Segundo a Delegacia de Polícia de Porto Grande, responsável pela operação, o crime pelo qual o indivíduo foi condenado ocorreu em 2016, na região do distrito do Cupixi, zona rural da cidade. O caso foi julgado pelo Tribunal do Júri, que determinou a pena após a constatação de que o assassinato foi motivado por vingança. A vítima teria colaborado com a Justiça e com órgãos de segurança pública ao prestar depoimento em um processo criminal anterior.
A captura do foragido ocorreu em uma comunidade situada no km 112 da rodovia que liga Porto Grande a outras localidades. Ao avistar a equipe policial, o homem tentou fugir em direção a uma área de mata densa, buscando evitar a prisão. No entanto, os agentes realizaram diligências imediatas e conseguiram localizá-lo e detê-lo.
O delegado Felipe Rodrigues, que coordenou as investigações e a prisão, destacou a importância do trabalho de inteligência e da ação rápida da polícia para cumprir a decisão judicial. “A captura deste indivíduo representa o compromisso da Polícia Civil em garantir a aplicação da lei e a segurança da sociedade amapaense. Trabalhamos para que condenados por crimes graves não permaneçam foragidos”, afirmou Rodrigues em nota oficial.
Após a prisão, o homem foi encaminhado ao sistema penitenciário do Amapá, onde começará a cumprir a pena de 20 anos de reclusão. A Polícia Civil informou que continuará as operações de busca e captura de foragidos em todo o estado, com o objetivo de retirar de circulação indivíduos com pendências judiciais e criminais.

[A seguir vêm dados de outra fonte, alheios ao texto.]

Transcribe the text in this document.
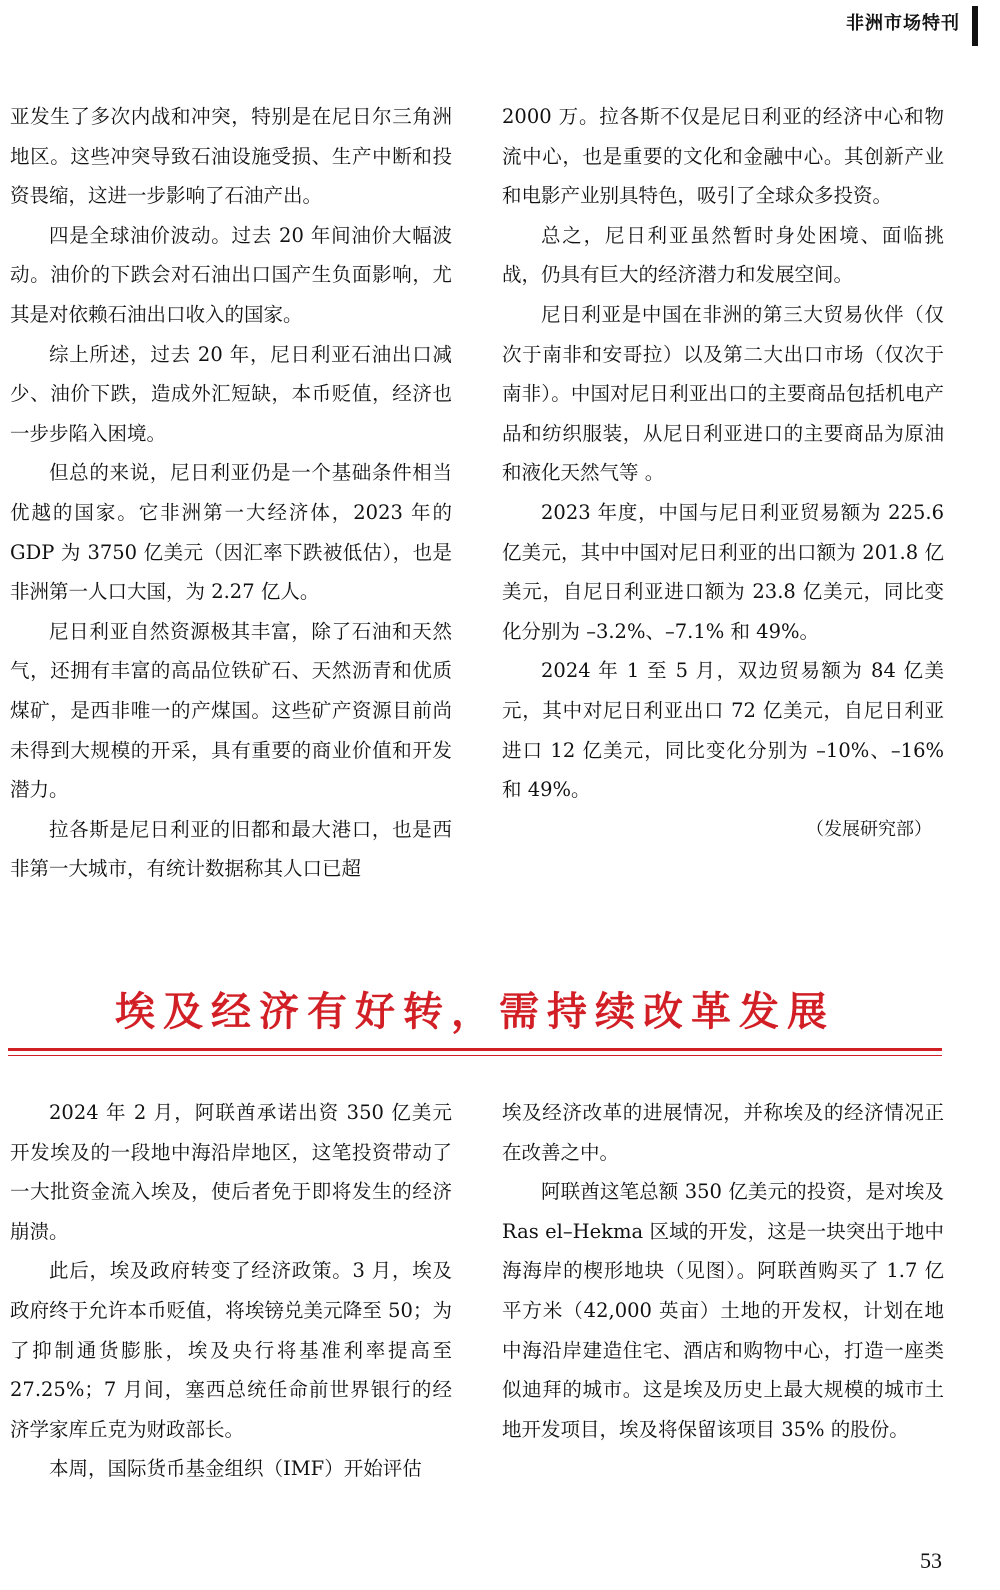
非洲市场特刊

亚发生了多次内战和冲突，特别是在尼日尔三角洲地区。这些冲突导致石油设施受损、生产中断和投资畏缩，这进一步影响了石油产出。

四是全球油价波动。过去 20 年间油价大幅波动。油价的下跌会对石油出口国产生负面影响，尤其是对依赖石油出口收入的国家。

综上所述，过去 20 年，尼日利亚石油出口减少、油价下跌，造成外汇短缺，本币贬值，经济也一步步陷入困境。

但总的来说，尼日利亚仍是一个基础条件相当优越的国家。它非洲第一大经济体，2023 年的 GDP 为 3750 亿美元（因汇率下跌被低估），也是非洲第一人口大国，为 2.27 亿人。

尼日利亚自然资源极其丰富，除了石油和天然气，还拥有丰富的高品位铁矿石、天然沥青和优质煤矿，是西非唯一的产煤国。这些矿产资源目前尚未得到大规模的开采，具有重要的商业价值和开发潜力。

拉各斯是尼日利亚的旧都和最大港口，也是西非第一大城市，有统计数据称其人口已超

2000 万。拉各斯不仅是尼日利亚的经济中心和物流中心，也是重要的文化和金融中心。其创新产业和电影产业别具特色，吸引了全球众多投资。

总之，尼日利亚虽然暂时身处困境、面临挑战，仍具有巨大的经济潜力和发展空间。

尼日利亚是中国在非洲的第三大贸易伙伴（仅次于南非和安哥拉）以及第二大出口市场（仅次于南非）。中国对尼日利亚出口的主要商品包括机电产品和纺织服装，从尼日利亚进口的主要商品为原油和液化天然气等 。

2023 年度，中国与尼日利亚贸易额为 225.6 亿美元，其中中国对尼日利亚的出口额为 201.8 亿美元，自尼日利亚进口额为 23.8 亿美元，同比变化分别为 –3.2%、–7.1% 和 49%。

2024 年 1 至 5 月，双边贸易额为 84 亿美元，其中对尼日利亚出口 72 亿美元，自尼日利亚进口 12 亿美元，同比变化分别为 –10%、–16% 和 49%。

（发展研究部）

埃及经济有好转，需持续改革发展

2024 年 2 月，阿联酋承诺出资 350 亿美元开发埃及的一段地中海沿岸地区，这笔投资带动了一大批资金流入埃及，使后者免于即将发生的经济崩溃。

此后，埃及政府转变了经济政策。3 月，埃及政府终于允许本币贬值，将埃镑兑美元降至 50；为了抑制通货膨胀，埃及央行将基准利率提高至 27.25%；7 月间，塞西总统任命前世界银行的经济学家库丘克为财政部长。

本周，国际货币基金组织（IMF）开始评估

埃及经济改革的进展情况，并称埃及的经济情况正在改善之中。

阿联酋这笔总额 350 亿美元的投资，是对埃及 Ras el–Hekma 区域的开发，这是一块突出于地中海海岸的楔形地块（见图）。阿联酋购买了 1.7 亿平方米（42,000 英亩）土地的开发权，计划在地中海沿岸建造住宅、酒店和购物中心，打造一座类似迪拜的城市。这是埃及历史上最大规模的城市土地开发项目，埃及将保留该项目 35% 的股份。

53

O caso ressalta a importância da colaboração da vítima com as autoridades, que, apesar de ter sofrido uma tragédia, contribuiu para a elucidação de um crime e para a justiça. A motivação por vingança, conforme apontado pelo Tribunal do Júri, é um dos fatores que agravam a qualificadora do homicídio, indicando premeditação e crueldade.
A prisão ocorreu sem incidentes e o condenado teve seus direitos constitucionais assegurados durante todo o processo. A Polícia Civil reiterou que as investigações que levaram à localização do foragido foram baseadas em informações sigilosas e no acompanhamento de rotinas.